Global displacement is at a record high, with children under 18 accounting for 40 percent of the 79.5
million people forcibly displaced. Children in these conflict and crisis contexts make up about 20 percent
of the world’s primary-school aged children, but represent about 50 percent of those not in school. While
improvements in education access have been made, one in three refugee children still have no access to
primary education, and two-thirds of these drop out before they make it to secondary education.
At the same time, the world faces a learning crisis, with far too many children not learning the basics in
school.
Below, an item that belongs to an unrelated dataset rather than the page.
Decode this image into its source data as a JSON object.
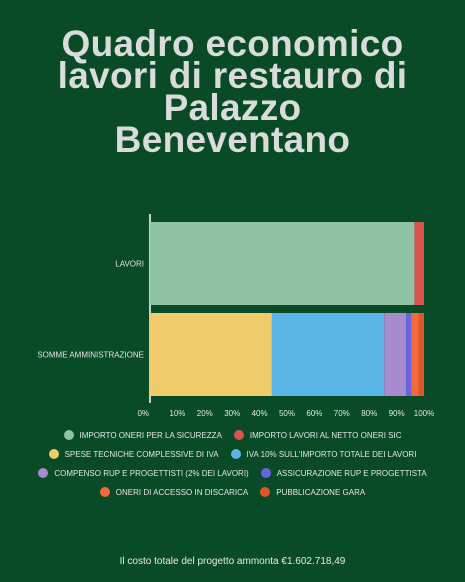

There are numerous examples – from Ghana and Malawi, where more than 80 percent of students
at the end of grade 2 were unable to read a single familiar word such as ‘the’ or ‘cat’, to urban Pakistan
where 40 percent of grade 3 students could not solve a basic two-digit subtraction such as 54 – 25.
Such examples shine a spotlight on the need for more and better data on who is learning and who is not.
Yet children and youth in conflict and crisis contexts, who have experienced disruption to their education
and may suffer physically and emotionally from the effects of conflict and crisis, often remain invisible
within national education data management systems.
This may be because they are excluded, either deliberately or for practical reasons, from participating in
national assessments. Alternatively, national assessment data may not be disaggregated along important
dimensions, such as international protection and displacement status, socioeconomic status, gender,
location or disability status, which would reveal inequities and exclusions.